According to a report by United States-based research house Thomson Financial, the value of announced deals in New Zealand rose 10.9 per cent in 2006 to US$14.2 billion ($20.4 billion).
The deals were, on average, smaller than the previous year with the number of deals rising 27 per cent to 456.
The most active sector of the economy for mergers and acquisitions was industrials with 21.8 per cent market share. It accounted for US$3.1 billion of the total volume.
The New Zealand deals came as global merger activity reached a record US$3.8 trillion ($5.5 trillion), a 37.9 per cent increase over the previous year's value.
While private equity firms helped drive the increase overseas, accounting for about one-fifth of the deals announced globally, they were less in evidence in New Zealand.
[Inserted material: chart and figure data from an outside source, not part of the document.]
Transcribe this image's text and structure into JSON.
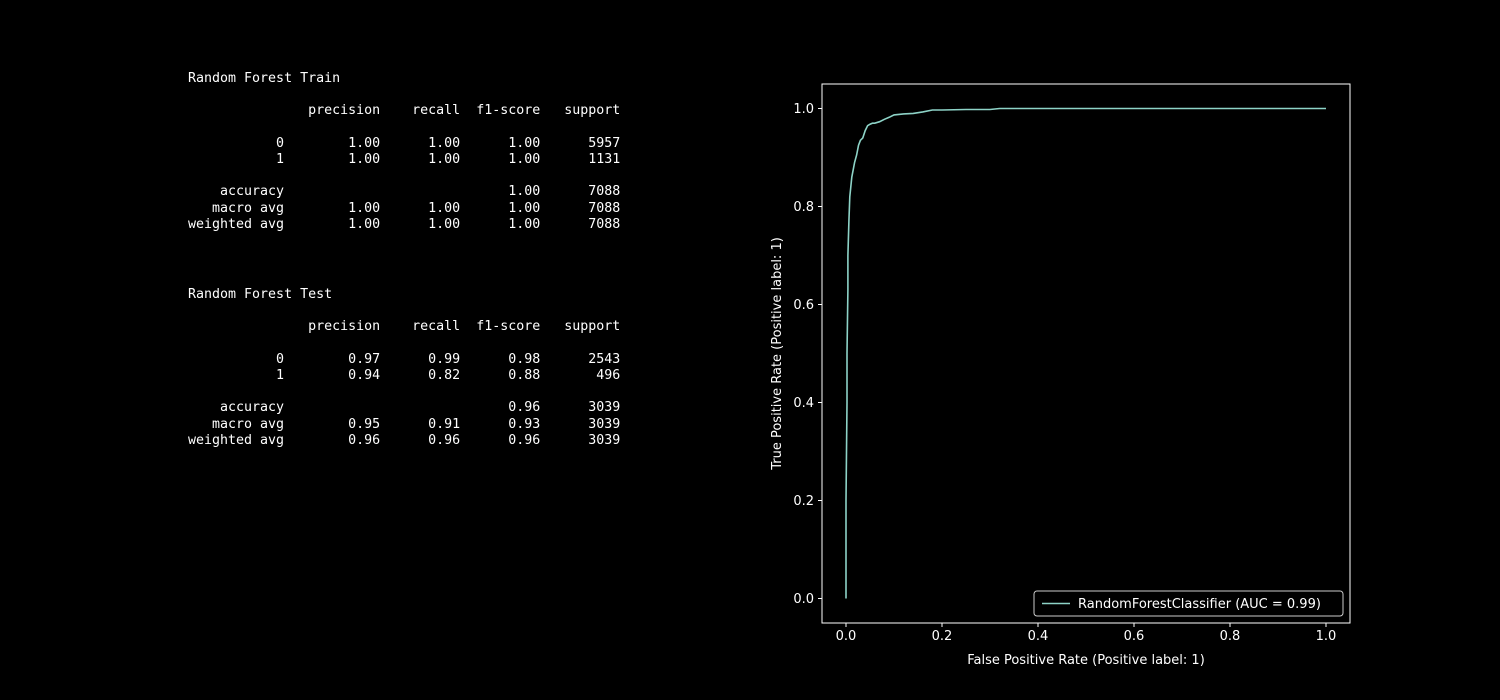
{
  "reports": [
    {
      "title": "Random Forest Train",
      "header": [
        "precision",
        "recall",
        "f1-score",
        "support"
      ],
      "rows": [
        {
          "label": "0",
          "precision": "1.00",
          "recall": "1.00",
          "f1": "1.00",
          "support": "5957"
        },
        {
          "label": "1",
          "precision": "1.00",
          "recall": "1.00",
          "f1": "1.00",
          "support": "1131"
        },
        null,
        {
          "label": "accuracy",
          "precision": "",
          "recall": "",
          "f1": "1.00",
          "support": "7088"
        },
        {
          "label": "macro avg",
          "precision": "1.00",
          "recall": "1.00",
          "f1": "1.00",
          "support": "7088"
        },
        {
          "label": "weighted avg",
          "precision": "1.00",
          "recall": "1.00",
          "f1": "1.00",
          "support": "7088"
        }
      ]
    },
    {
      "title": "Random Forest Test",
      "header": [
        "precision",
        "recall",
        "f1-score",
        "support"
      ],
      "rows": [
        {
          "label": "0",
          "precision": "0.97",
          "recall": "0.99",
          "f1": "0.98",
          "support": "2543"
        },
        {
          "label": "1",
          "precision": "0.94",
          "recall": "0.82",
          "f1": "0.88",
          "support": "496"
        },
        null,
        {
          "label": "accuracy",
          "precision": "",
          "recall": "",
          "f1": "0.96",
          "support": "3039"
        },
        {
          "label": "macro avg",
          "precision": "0.95",
          "recall": "0.91",
          "f1": "0.93",
          "support": "3039"
        },
        {
          "label": "weighted avg",
          "precision": "0.96",
          "recall": "0.96",
          "f1": "0.96",
          "support": "3039"
        }
      ]
    }
  ],
  "chart_data": {
    "type": "line",
    "xlabel": "False Positive Rate (Positive label: 1)",
    "ylabel": "True Positive Rate (Positive label: 1)",
    "xlim": [
      -0.05,
      1.05
    ],
    "ylim": [
      -0.05,
      1.05
    ],
    "xticks": [
      "0.0",
      "0.2",
      "0.4",
      "0.6",
      "0.8",
      "1.0"
    ],
    "yticks": [
      "0.0",
      "0.2",
      "0.4",
      "0.6",
      "0.8",
      "1.0"
    ],
    "grid": false,
    "legend_position": "lower-right",
    "series": [
      {
        "name": "RandomForestClassifier (AUC = 0.99)",
        "color": "#8dd3c7",
        "x": [
          0.0,
          0.0,
          0.002,
          0.002,
          0.004,
          0.004,
          0.006,
          0.008,
          0.01,
          0.012,
          0.015,
          0.018,
          0.022,
          0.026,
          0.03,
          0.035,
          0.04,
          0.045,
          0.05,
          0.055,
          0.06,
          0.07,
          0.08,
          0.09,
          0.1,
          0.12,
          0.14,
          0.16,
          0.18,
          0.2,
          0.25,
          0.3,
          0.32,
          0.35,
          0.4,
          0.5,
          0.6,
          0.7,
          0.8,
          0.9,
          1.0
        ],
        "y": [
          0.0,
          0.2,
          0.4,
          0.5,
          0.63,
          0.7,
          0.77,
          0.82,
          0.84,
          0.86,
          0.875,
          0.89,
          0.905,
          0.925,
          0.935,
          0.94,
          0.955,
          0.965,
          0.968,
          0.97,
          0.97,
          0.973,
          0.978,
          0.982,
          0.987,
          0.989,
          0.99,
          0.993,
          0.997,
          0.997,
          0.998,
          0.998,
          1.0,
          1.0,
          1.0,
          1.0,
          1.0,
          1.0,
          1.0,
          1.0,
          1.0
        ]
      }
    ]
  }
}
The biggest deal announced last year was Graeme Hart's Rank Group's December offer of US$2.1 billion for Swiss-based packaging group SIG Holding.
The largest deal completed during the year also involved Rank Group which paid US$1.006 billion for the 42.4 per cent stake in Burns Philp it did not own.
Close behind was the US$992 million US timber investor Hancock Natural Resources purchase of Carter Holt Harvey's forest estate. Carter Holt Harvey was also controlled by Mr Hart.
Australian companies and funds led the buyers in New Zealand's merger and acquisition activity as they accounted for US$3.8 billion of the value. Domestic investors were second most active with deals valued at US$3.1 billion.
Credit Suisse topped the financial adviser ranking of announced deals with 11 worth US$5.6 billion followed by UBS and Goldman Sachs with US$3.3 billion and $3 billion.
Credit Suisse also topped the completed deals ranking with seven worth US$2.8 billion.